Respiratory sound, including stridor, rhonchi, gargling, wheezes, and crackles, are captured at multiple locations by a sensor and visualized in real-time as a spectrogram. Their machine learning algorithm then analyzes and quantifies these frequency signals. The algorithm calculated the quantitative value (QV) of gargling, stridor, and rhonchi in the cervical region or neck and wheezes, rhonchi, coarse crackles, and fine crackles in the thorax area or chest.

The continuous respiratory sound monitoring device in action. (Photo courtesy of Professor Nobuaki Shime)

The study included 57 patients.

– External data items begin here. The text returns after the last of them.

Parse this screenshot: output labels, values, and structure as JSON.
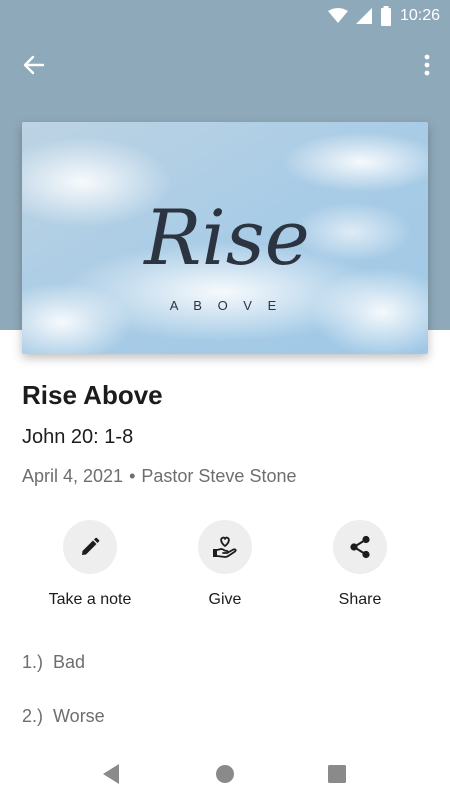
{
  "status_bar": {
    "time": "10:26",
    "icons": [
      "wifi-icon",
      "signal-icon",
      "battery-icon"
    ]
  },
  "app_bar": {
    "icons": [
      "back-arrow-icon",
      "more-vertical-icon"
    ]
  },
  "hero": {
    "script_text": "Rise",
    "subtitle_text": "A B O V E"
  },
  "sermon": {
    "title": "Rise Above",
    "scripture": "John 20: 1-8",
    "date": "April 4, 2021",
    "separator": "•",
    "speaker": "Pastor Steve Stone"
  },
  "actions": [
    {
      "label": "Take a note",
      "icon": "pencil-icon"
    },
    {
      "label": "Give",
      "icon": "heart-hand-icon"
    },
    {
      "label": "Share",
      "icon": "share-icon"
    }
  ],
  "outline": [
    {
      "number": "1.)",
      "text": "Bad"
    },
    {
      "number": "2.)",
      "text": "Worse"
    }
  ],
  "nav_bar": {
    "icons": [
      "back-triangle-icon",
      "home-circle-icon",
      "recents-square-icon"
    ]
  },
  "colors": {
    "header": "#8ea9ba",
    "text_primary": "#1c1c1c",
    "text_secondary": "#6e6e6e",
    "action_bg": "#eeeeee"
  }
}
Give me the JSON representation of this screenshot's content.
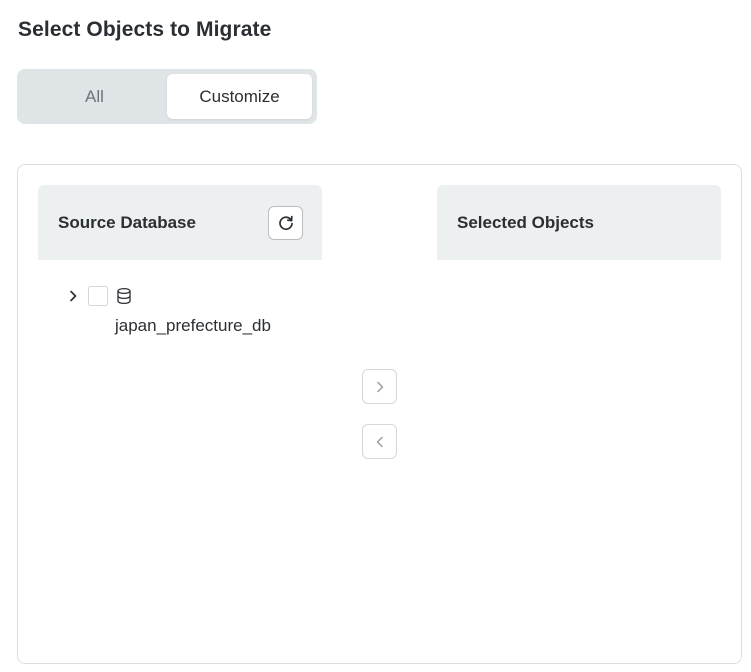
{
  "page": {
    "title": "Select Objects to Migrate"
  },
  "mode_toggle": {
    "options": [
      {
        "label": "All",
        "selected": false
      },
      {
        "label": "Customize",
        "selected": true
      }
    ]
  },
  "source_panel": {
    "title": "Source Database",
    "refresh_icon": "refresh-icon",
    "tree": [
      {
        "label": "japan_prefecture_db",
        "icon": "database-icon",
        "expanded": false,
        "checked": false
      }
    ]
  },
  "target_panel": {
    "title": "Selected Objects",
    "items": []
  },
  "transfer_buttons": {
    "add_icon": "chevron-right-icon",
    "remove_icon": "chevron-left-icon"
  },
  "colors": {
    "toggle_bg": "#dfe4e6",
    "panel_header_bg": "#edf0f1",
    "text": "#2b2f33",
    "muted_text": "#6d7377"
  }
}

Eighteen patients experienced the composite outcome, requiring airway and respiration medical interventions within 48 hours after extubation. The rest belonged to the non-outcome group. 

According to the researchers, the QVs of stridor and rhonchi in the cervical region were significantly higher in the composite outcome group than in the non-outcome group. Meanwhile, the QVs of wheezes, rhonchi, and coarse crackles in the anterior thorax region were significantly higher in the outcome group than in the non-outcome group.

The QV of fine crackles in the bilateral lateral thorax region was significantly higher in the outcome group than in the non-outcome group. They also stated that inhalation sound volume (average of 5 breaths) in the cervical region immediately after extubation was significantly louder in the outcome group (63.3 dB) than in the non-outcome group (54.3 dB).

Although the device’s predictive score remains to be validated due to the small sample size, the researchers believe that the continuous objective evaluation of respiratory sounds made possible by their apparatus might lead to increased patient safety in ICUs after extubation.

The remote respiratory sound monitoring device developed by Hiroshima University researchers through AMED funding. (Hiroshima University)

Recently, with the support of another AMED grant, they used their technology to develop a remote respiratory sound monitoring device that could be helpful during a pandemic. The remote medical device combines an electronic stethoscope with a smartphone app that can easily be used by non-doctor medical staff or even patients themselves to auscultate and quickly send information to a specialist for diagnosis.

The innovation arose from the experience during the spread of coronavirus where direct auscultation and follow-up check-ups became difficult due to the risk of infection.

The researchers hope that a “respiratory sound monitor” will soon be included in standard cardiorespiratory monitoring system used in hospitals, such as ECGs.

“It will definitely contribute to improving the quality of the cardiorespiratory monitoring system to detect respiratory abnormalities earlier,” Shime said.

Their research received the 2022 Best Presentation Award from the Japanese Airway Management Society.